COVID-19 Clinical Development Advancements in Southeast Asia
Clinical trials are a critical phase in the development of any new medicine. They are vital to determining the impact the treatment may have on patients. Since the beginning of the COVID-19 pandemic, clinical researchers throughout Southeast Asia have been working rapidly to test investigational medicines and identify possible vaccine candidates that may treat patients and prevent further spread of the virus.
Among these regional efforts are Phase 1 clinical trials to evaluate TY027, the first novel monoclonal antibody that specifically targets SARS-CoV-2, the virus that causes COVID-19, initiated by the Singapore-based clinical-stage biotechnology company Tychan. In a press release Tychan said that TY027 has shown full clearance of the virus in laboratory studies, demonstrated safety in preclinical trials and achieved a successful three-week drug stability test. With approval from the Singapore Health Sciences Authority, Tychan’s Phase 1 trials will be conducted by SingHealth Investigational Medicine Unit.

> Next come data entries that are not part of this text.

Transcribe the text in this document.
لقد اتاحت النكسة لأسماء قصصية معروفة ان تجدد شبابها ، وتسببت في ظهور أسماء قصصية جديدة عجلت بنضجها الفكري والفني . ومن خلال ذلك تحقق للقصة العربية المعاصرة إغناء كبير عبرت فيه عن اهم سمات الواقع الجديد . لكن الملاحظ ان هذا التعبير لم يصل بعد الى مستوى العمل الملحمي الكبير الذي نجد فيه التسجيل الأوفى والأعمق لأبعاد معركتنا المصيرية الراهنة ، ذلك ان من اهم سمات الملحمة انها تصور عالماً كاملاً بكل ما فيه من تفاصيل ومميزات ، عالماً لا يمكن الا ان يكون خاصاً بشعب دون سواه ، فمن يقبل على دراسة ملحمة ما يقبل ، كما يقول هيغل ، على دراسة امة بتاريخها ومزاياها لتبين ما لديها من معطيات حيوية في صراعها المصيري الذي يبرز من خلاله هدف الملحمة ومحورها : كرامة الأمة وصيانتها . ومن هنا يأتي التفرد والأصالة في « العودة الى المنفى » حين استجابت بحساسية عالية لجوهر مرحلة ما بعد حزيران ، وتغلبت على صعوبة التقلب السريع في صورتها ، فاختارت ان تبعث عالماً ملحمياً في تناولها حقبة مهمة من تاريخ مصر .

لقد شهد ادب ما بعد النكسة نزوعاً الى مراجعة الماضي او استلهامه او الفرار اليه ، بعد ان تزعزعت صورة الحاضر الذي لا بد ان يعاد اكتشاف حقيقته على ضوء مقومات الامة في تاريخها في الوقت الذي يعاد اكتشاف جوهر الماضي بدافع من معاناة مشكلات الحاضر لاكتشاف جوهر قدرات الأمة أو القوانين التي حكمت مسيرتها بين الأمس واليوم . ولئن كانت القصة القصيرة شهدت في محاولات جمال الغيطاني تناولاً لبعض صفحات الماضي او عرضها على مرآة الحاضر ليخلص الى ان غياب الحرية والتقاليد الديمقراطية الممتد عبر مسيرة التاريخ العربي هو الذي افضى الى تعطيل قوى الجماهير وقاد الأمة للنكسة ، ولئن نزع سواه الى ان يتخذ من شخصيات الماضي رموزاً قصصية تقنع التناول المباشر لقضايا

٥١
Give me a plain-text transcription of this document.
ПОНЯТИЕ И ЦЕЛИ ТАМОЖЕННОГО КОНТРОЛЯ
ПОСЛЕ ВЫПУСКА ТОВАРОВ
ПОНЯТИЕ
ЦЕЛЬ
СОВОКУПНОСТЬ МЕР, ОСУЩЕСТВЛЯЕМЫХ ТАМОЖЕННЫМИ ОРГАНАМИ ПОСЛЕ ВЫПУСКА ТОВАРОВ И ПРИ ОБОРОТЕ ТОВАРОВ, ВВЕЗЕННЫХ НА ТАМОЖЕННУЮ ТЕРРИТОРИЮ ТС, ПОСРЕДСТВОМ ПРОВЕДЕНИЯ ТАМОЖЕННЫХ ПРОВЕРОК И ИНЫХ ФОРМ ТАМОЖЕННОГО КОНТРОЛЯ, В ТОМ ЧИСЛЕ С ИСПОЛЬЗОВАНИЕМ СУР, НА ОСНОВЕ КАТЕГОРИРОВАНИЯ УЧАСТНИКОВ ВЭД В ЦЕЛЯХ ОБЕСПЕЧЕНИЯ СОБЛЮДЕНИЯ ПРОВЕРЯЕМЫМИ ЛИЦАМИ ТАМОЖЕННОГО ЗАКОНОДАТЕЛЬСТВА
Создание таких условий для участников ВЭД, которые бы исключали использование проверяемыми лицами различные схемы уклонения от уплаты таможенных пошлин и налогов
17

Likewise, Bio Farma, an Indonesian vaccine manufacturer, has teamed up with the Coalition for Epidemic Preparedness Innovation and Chinese biopharmaceutical company Sinovac Biotech to develop a potential COVID-19 vaccine, called CoronaVac. Preliminary results from a Phase 2 study showed no severe side effects in patients induced with the neutralizing antibodies. Although clinical trials are expected to continue through the third quarter of this year, Bio Farma is prepared to produce two billion doses annually and is “capable of catering for the entire region’s vaccine demand.”
Patients are relying on researchers throughout the region to explore creative solutions that expeditiously move promising potential treatments and vaccines forward, including accelerating early phases of clinical research and completing various phases simultaneously. Likewise, researchers are depending on governments to promote and maintain effective intellectual property protections necessary to drive and sustain discovery.
These efforts and protections, coupled with ongoing public-private support and partnerships, can power continuity in clinical research and help bring healthy innovation to those impacted by COVID-19.